В общем, я разочарован. Я с удовольствием приехал бы и за тридцать миль на этот концерт, так я рад, что нахожусь в Милане. Выйдя из театра, я рысью помчался в своем экипаже к госпоже Бине Р. Там находились уже трое или четверо друзей дома, также поспешивших приехать из консерватории, чтобы сообщить знакомым, не желавшим расстаться с десятью франками, как прошел концерт. А от консерватории сюда расстояние меньше полумили. Беседа наша состояла из одних восклицаний. За сорок пять минут по моим часам не было произнесено до конца ни одной фразы.

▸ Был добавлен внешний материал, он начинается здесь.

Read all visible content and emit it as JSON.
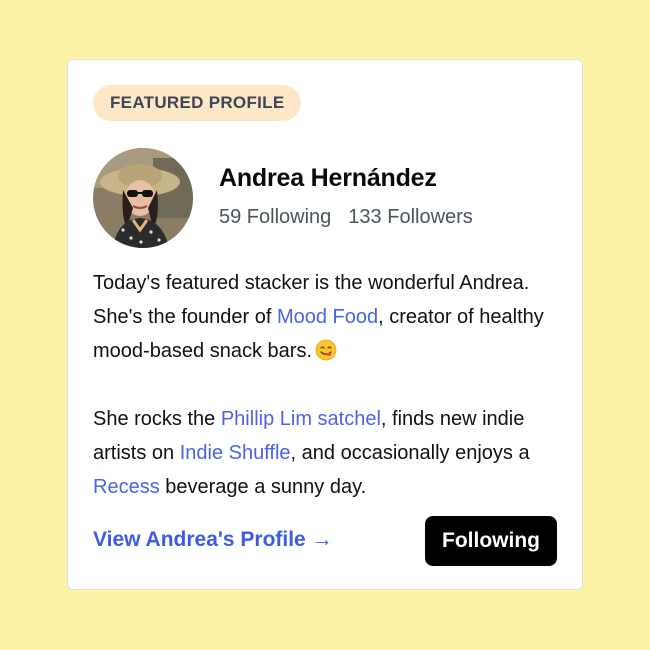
{
  "card": {
    "badge": "FEATURED PROFILE",
    "name": "Andrea Hernández",
    "following": "59 Following",
    "followers": "133 Followers",
    "bio": {
      "p1_text_1": "Today's featured stacker is the wonderful Andrea. She's the founder of ",
      "p1_link_1": "Mood Food",
      "p1_text_2": ", creator of healthy mood-based snack bars.",
      "p2_text_1": "She rocks the ",
      "p2_link_1": "Phillip Lim satchel",
      "p2_text_2": ", finds new indie artists on ",
      "p2_link_2": "Indie Shuffle",
      "p2_text_3": ", and occasionally enjoys a ",
      "p2_link_3": "Recess",
      "p2_text_4": " beverage a sunny day."
    },
    "profile_link": "View Andrea's Profile →",
    "follow_button": "Following"
  },
  "icons": {
    "emoji": "yum-face-icon"
  },
  "colors": {
    "background": "#fcf2a6",
    "badge_bg": "#fde7c7",
    "link": "#4a63e8",
    "button_bg": "#000000"
  }
}
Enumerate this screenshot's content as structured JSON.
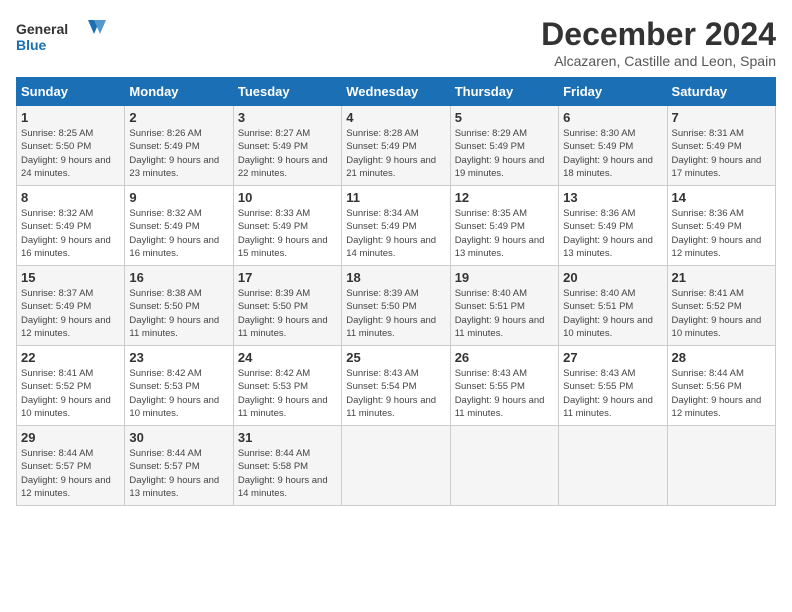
{
  "logo": {
    "line1": "General",
    "line2": "Blue"
  },
  "title": "December 2024",
  "subtitle": "Alcazaren, Castille and Leon, Spain",
  "days_of_week": [
    "Sunday",
    "Monday",
    "Tuesday",
    "Wednesday",
    "Thursday",
    "Friday",
    "Saturday"
  ],
  "weeks": [
    [
      {
        "day": "1",
        "sunrise": "8:25 AM",
        "sunset": "5:50 PM",
        "daylight": "9 hours and 24 minutes."
      },
      {
        "day": "2",
        "sunrise": "8:26 AM",
        "sunset": "5:49 PM",
        "daylight": "9 hours and 23 minutes."
      },
      {
        "day": "3",
        "sunrise": "8:27 AM",
        "sunset": "5:49 PM",
        "daylight": "9 hours and 22 minutes."
      },
      {
        "day": "4",
        "sunrise": "8:28 AM",
        "sunset": "5:49 PM",
        "daylight": "9 hours and 21 minutes."
      },
      {
        "day": "5",
        "sunrise": "8:29 AM",
        "sunset": "5:49 PM",
        "daylight": "9 hours and 19 minutes."
      },
      {
        "day": "6",
        "sunrise": "8:30 AM",
        "sunset": "5:49 PM",
        "daylight": "9 hours and 18 minutes."
      },
      {
        "day": "7",
        "sunrise": "8:31 AM",
        "sunset": "5:49 PM",
        "daylight": "9 hours and 17 minutes."
      }
    ],
    [
      {
        "day": "8",
        "sunrise": "8:32 AM",
        "sunset": "5:49 PM",
        "daylight": "9 hours and 16 minutes."
      },
      {
        "day": "9",
        "sunrise": "8:32 AM",
        "sunset": "5:49 PM",
        "daylight": "9 hours and 16 minutes."
      },
      {
        "day": "10",
        "sunrise": "8:33 AM",
        "sunset": "5:49 PM",
        "daylight": "9 hours and 15 minutes."
      },
      {
        "day": "11",
        "sunrise": "8:34 AM",
        "sunset": "5:49 PM",
        "daylight": "9 hours and 14 minutes."
      },
      {
        "day": "12",
        "sunrise": "8:35 AM",
        "sunset": "5:49 PM",
        "daylight": "9 hours and 13 minutes."
      },
      {
        "day": "13",
        "sunrise": "8:36 AM",
        "sunset": "5:49 PM",
        "daylight": "9 hours and 13 minutes."
      },
      {
        "day": "14",
        "sunrise": "8:36 AM",
        "sunset": "5:49 PM",
        "daylight": "9 hours and 12 minutes."
      }
    ],
    [
      {
        "day": "15",
        "sunrise": "8:37 AM",
        "sunset": "5:49 PM",
        "daylight": "9 hours and 12 minutes."
      },
      {
        "day": "16",
        "sunrise": "8:38 AM",
        "sunset": "5:50 PM",
        "daylight": "9 hours and 11 minutes."
      },
      {
        "day": "17",
        "sunrise": "8:39 AM",
        "sunset": "5:50 PM",
        "daylight": "9 hours and 11 minutes."
      },
      {
        "day": "18",
        "sunrise": "8:39 AM",
        "sunset": "5:50 PM",
        "daylight": "9 hours and 11 minutes."
      },
      {
        "day": "19",
        "sunrise": "8:40 AM",
        "sunset": "5:51 PM",
        "daylight": "9 hours and 11 minutes."
      },
      {
        "day": "20",
        "sunrise": "8:40 AM",
        "sunset": "5:51 PM",
        "daylight": "9 hours and 10 minutes."
      },
      {
        "day": "21",
        "sunrise": "8:41 AM",
        "sunset": "5:52 PM",
        "daylight": "9 hours and 10 minutes."
      }
    ],
    [
      {
        "day": "22",
        "sunrise": "8:41 AM",
        "sunset": "5:52 PM",
        "daylight": "9 hours and 10 minutes."
      },
      {
        "day": "23",
        "sunrise": "8:42 AM",
        "sunset": "5:53 PM",
        "daylight": "9 hours and 10 minutes."
      },
      {
        "day": "24",
        "sunrise": "8:42 AM",
        "sunset": "5:53 PM",
        "daylight": "9 hours and 11 minutes."
      },
      {
        "day": "25",
        "sunrise": "8:43 AM",
        "sunset": "5:54 PM",
        "daylight": "9 hours and 11 minutes."
      },
      {
        "day": "26",
        "sunrise": "8:43 AM",
        "sunset": "5:55 PM",
        "daylight": "9 hours and 11 minutes."
      },
      {
        "day": "27",
        "sunrise": "8:43 AM",
        "sunset": "5:55 PM",
        "daylight": "9 hours and 11 minutes."
      },
      {
        "day": "28",
        "sunrise": "8:44 AM",
        "sunset": "5:56 PM",
        "daylight": "9 hours and 12 minutes."
      }
    ],
    [
      {
        "day": "29",
        "sunrise": "8:44 AM",
        "sunset": "5:57 PM",
        "daylight": "9 hours and 12 minutes."
      },
      {
        "day": "30",
        "sunrise": "8:44 AM",
        "sunset": "5:57 PM",
        "daylight": "9 hours and 13 minutes."
      },
      {
        "day": "31",
        "sunrise": "8:44 AM",
        "sunset": "5:58 PM",
        "daylight": "9 hours and 14 minutes."
      },
      null,
      null,
      null,
      null
    ]
  ]
}
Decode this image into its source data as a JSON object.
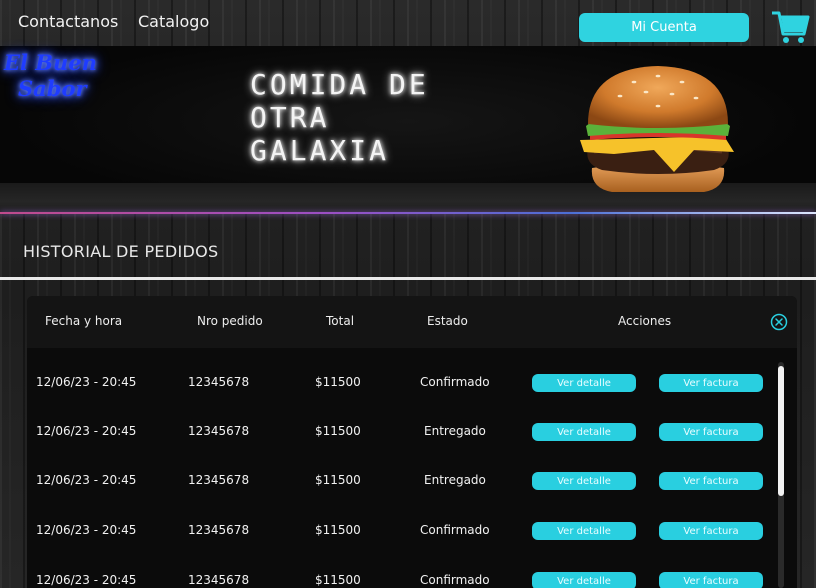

Музыкальная столица Италии уже не Неаполь, а Милан, по крайней мере во всем, что касается выражения страстей. В Неаполе требуют только хорошего голоса: у тамошних жителей в натуре слишком много африканского, чтобы они могли ценить тонко выраженные оттенки чувства. Так, во всяком случае, уверял меня только что г-н ди Бреме[35].
«
Если Микеланджело изобрел тарокк, он тем самым дал миланцам отличный повод для споров, а французским хлыщам — для возмущения. Сегодня вечером в разговоре со мной один из них заявил, что итальянцы, по его мнению, порядочные трусы, если не считают нужным во время партии в тарокк раз двадцать хвататься за шпагу. И действительно, имея несчастье страдать полнейшим отсутствием тщеславия, миланцы в спорах за игрой проявляют чрезмерную горячность и прямоту. Иными словами, в ней они черпают самые острые ощущения. Сегодня вечером наступил такой момент, когда я думал, что четверо игроков вцепятся друг другу в волосы: партия прервалась на целых десять минут. Раздраженные зрители партера кричали: «Zitti! Zitti!», и так как ложа игроков находилась всего лишь во втором ярусе, представление было, в сущности, прервано. «Va a farti buzzarare!» — кричал один игрок. «Ti te sei un gran cojononon!» — отвечал другой, кидая на него яростные взгляды и надрывая себе глотку. Интонация с которой произносилось это слово — cojononon, — показалась мне невероятно комичной и естественной. Приступ гнева был как будто необычайно бурным, однако оставил после себя так мало следов, что при выходе из ложи, как я заметил, ни одному из спорщиков не пришло в голову обратиться к другому с подчеркнуто дружескими словами. Мне кажется, что в гневе итальянцы сдержанны и молчаливы, а эта вспышка не имела ничего с ним общего. Просто двое вполне почтенных людей, забавляясь собственной несдержанностью, затеяли игрушечную ссору и были в восторге оттого, что на миг ощутили себя детьми.
В наш лживый и комедиантский век (this age of cant[45], говорит лорд Байрон) эта предельная искренность и простодушие в отношениях между богатейшими и знатнейшими из миланцев настолько поразили меня, что я подумываю обосноваться здесь. Счастье заразительно.